Forcément, cela me rappelle des aventures, des histoires vécus du côté de St Pierre et Miquelon où la nature est si belle. Échoué près des terres du Canada, ce département d’outre-mer vous file la chair de poule rien qu’en mentionnant ce nom. Pas  vous ? Je me rappelle alors ce climat hostile, les basses températures sur place. La solitude, aussi. Dès que vous sortez de chez vous, le froid est saisissant. Il vous paralyse immédiatement. Il faut donc une forme de résistance pour reprendre le contrôle de ses propres mouvements. Se répéter : « Faire un geste. Puis un autre… Et encore un autre. » Et finalement reprendre le dessus sur les éléments naturels.

Ça tourne en pays glacial !

Rien n’était plus compliqué pour moi, était les jours de tournage lorsqu’on montait sur ces grands baleiniers, des immenses bateaux qui chassaient alors les poissons à travers la mer froide. Je crois  bien n’avoir jamais eu aussi froid de ma vie même si la sensation de liberté et d’aventure prédominaient malgré ce lieu que je n’appréciais guère, étant moi-même plutôt pour défendre les animaux que pour les chasser. Lorsque vous ouvrez la porte d’une cabine, le froid s’infiltre automatiquement à l’intérieur, laissant pour seul indice de sa présence une étrange vapeur qui s’évanouit quelques secondes plus tard.

Imaginez un froid glacial

Imaginez un froid glacial Imaginez un froid glacial

Ou alors lorsqu’on partait en randonnée avec des copains. L’ambiance était différente mais le froid était toujours aussi présent. Les yeux émerveillés, je me souviens avoir croiser des élans  aussi timides que fous. Sans faire de bruit, on parvenait quelques fois à croiser leur route, provoquant chez nous un bonheur total. Sans égal. Incontestablement.

Physiquement rude !

Les efforts physiques prennent une autre dimension. Maintenez une main enroulée dans des gants à l’extérieur, au vent froid pendant plusieurs minutes pour réaliser une interview et on en reparle…. Ou imaginez un instant ces pêcheurs ramasser les filets lourds de poissons… Je peux vous certifier que j’en ai vu plus d’un près à tomber dans les pommes tellement c’est éprouvant, cet environnement glacé.
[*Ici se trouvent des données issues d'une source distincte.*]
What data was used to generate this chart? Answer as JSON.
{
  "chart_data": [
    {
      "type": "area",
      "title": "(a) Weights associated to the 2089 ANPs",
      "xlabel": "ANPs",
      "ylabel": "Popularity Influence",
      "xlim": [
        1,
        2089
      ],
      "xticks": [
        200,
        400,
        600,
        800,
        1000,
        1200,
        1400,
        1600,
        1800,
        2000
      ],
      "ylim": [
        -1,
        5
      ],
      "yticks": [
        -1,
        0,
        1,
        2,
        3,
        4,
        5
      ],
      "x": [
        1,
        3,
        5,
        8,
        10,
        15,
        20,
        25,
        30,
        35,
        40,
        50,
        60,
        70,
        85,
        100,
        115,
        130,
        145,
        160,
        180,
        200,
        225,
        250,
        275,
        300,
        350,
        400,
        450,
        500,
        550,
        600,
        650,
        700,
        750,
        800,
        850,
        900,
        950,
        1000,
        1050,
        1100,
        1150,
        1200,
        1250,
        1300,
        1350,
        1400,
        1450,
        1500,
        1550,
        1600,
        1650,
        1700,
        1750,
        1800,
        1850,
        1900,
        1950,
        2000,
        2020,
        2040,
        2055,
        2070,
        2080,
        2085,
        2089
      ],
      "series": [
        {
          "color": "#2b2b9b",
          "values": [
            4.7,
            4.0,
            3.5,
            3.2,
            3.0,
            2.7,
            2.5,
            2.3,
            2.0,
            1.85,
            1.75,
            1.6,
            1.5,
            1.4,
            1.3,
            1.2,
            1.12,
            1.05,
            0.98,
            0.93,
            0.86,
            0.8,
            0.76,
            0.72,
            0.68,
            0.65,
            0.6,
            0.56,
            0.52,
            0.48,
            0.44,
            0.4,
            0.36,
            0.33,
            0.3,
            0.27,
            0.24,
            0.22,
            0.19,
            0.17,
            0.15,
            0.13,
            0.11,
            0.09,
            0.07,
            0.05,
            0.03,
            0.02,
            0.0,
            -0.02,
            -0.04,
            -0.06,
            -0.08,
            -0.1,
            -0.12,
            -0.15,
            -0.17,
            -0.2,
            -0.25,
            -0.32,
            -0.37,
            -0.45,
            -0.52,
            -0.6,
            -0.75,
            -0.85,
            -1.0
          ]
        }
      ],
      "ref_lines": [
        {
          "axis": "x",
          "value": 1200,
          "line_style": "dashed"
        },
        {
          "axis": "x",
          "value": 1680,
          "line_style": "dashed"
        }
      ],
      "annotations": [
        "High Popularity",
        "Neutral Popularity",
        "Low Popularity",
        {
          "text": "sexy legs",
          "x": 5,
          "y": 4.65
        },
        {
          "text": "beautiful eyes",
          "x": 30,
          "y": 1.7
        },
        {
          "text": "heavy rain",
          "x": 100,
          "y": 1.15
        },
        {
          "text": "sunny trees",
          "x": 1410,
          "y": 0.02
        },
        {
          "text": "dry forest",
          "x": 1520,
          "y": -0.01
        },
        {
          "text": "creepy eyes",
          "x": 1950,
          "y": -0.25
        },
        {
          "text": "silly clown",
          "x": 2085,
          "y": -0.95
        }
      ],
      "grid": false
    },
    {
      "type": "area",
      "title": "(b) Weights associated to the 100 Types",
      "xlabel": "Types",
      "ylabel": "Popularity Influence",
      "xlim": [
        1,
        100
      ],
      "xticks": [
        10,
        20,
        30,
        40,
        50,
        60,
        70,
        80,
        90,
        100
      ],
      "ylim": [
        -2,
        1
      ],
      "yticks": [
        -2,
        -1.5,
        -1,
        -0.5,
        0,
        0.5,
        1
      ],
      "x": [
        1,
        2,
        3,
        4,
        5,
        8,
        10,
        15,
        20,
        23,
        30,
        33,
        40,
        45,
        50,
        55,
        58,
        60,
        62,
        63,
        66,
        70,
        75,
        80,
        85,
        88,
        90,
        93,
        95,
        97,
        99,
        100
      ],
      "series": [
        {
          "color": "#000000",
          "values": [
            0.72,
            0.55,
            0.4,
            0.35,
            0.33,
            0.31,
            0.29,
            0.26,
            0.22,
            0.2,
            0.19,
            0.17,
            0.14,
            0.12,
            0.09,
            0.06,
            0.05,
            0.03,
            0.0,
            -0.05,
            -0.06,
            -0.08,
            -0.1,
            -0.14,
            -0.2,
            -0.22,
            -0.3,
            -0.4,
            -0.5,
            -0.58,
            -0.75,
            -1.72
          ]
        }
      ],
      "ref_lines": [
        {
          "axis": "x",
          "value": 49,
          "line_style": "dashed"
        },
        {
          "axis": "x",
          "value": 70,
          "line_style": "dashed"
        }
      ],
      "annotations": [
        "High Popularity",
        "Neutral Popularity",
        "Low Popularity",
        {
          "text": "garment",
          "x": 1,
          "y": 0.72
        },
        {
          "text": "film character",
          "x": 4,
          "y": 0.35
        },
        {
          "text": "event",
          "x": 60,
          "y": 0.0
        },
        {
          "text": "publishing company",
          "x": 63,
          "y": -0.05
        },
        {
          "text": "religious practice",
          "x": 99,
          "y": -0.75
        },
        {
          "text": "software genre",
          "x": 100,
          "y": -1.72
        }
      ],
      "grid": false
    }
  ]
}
Le froid peut vous couper le souffle parfois.

Puis il y a les neurones. Je me suis toujours répétée dans ces cas-là qu’il fallait les faire fonctionner pour ne pas qu’elles terminent elles-aussi congelées. C’était éprouvant malgré un équipement de folie (gant, écharpe, bonnet, pull, repull, rerepull) avec un manteau triple épaisseur de préférence. Le pire, ce sont les extrémités du corps. Les pieds ont beau être enveloppés de deux paires de chaussettes minimum. Rien n’y fait, le froid se glisse toujours par là, avec toute la fourberie dont il peut faire preuve à chaque fois comme pour rappeler sa présence. Mon grand-père disait quand j’étais petite que si on a froid aux pieds, c’est qu’il va neiger. Ben, je peux vous garantir que cette prophétie de bas étage prenait tout son sens là-bas. Pour rester comme vivant, il faut ne pas y penser. Booster le moral est primordial dans ce genre de contrées.

Besoin vital

Bien sur, rien ne vaut une tasse de café ou de thé chaude, brulante même. D’un coup, tu sens toutes tes forces revenir comme par enchantement. Le besoin est vital dans un certain sens.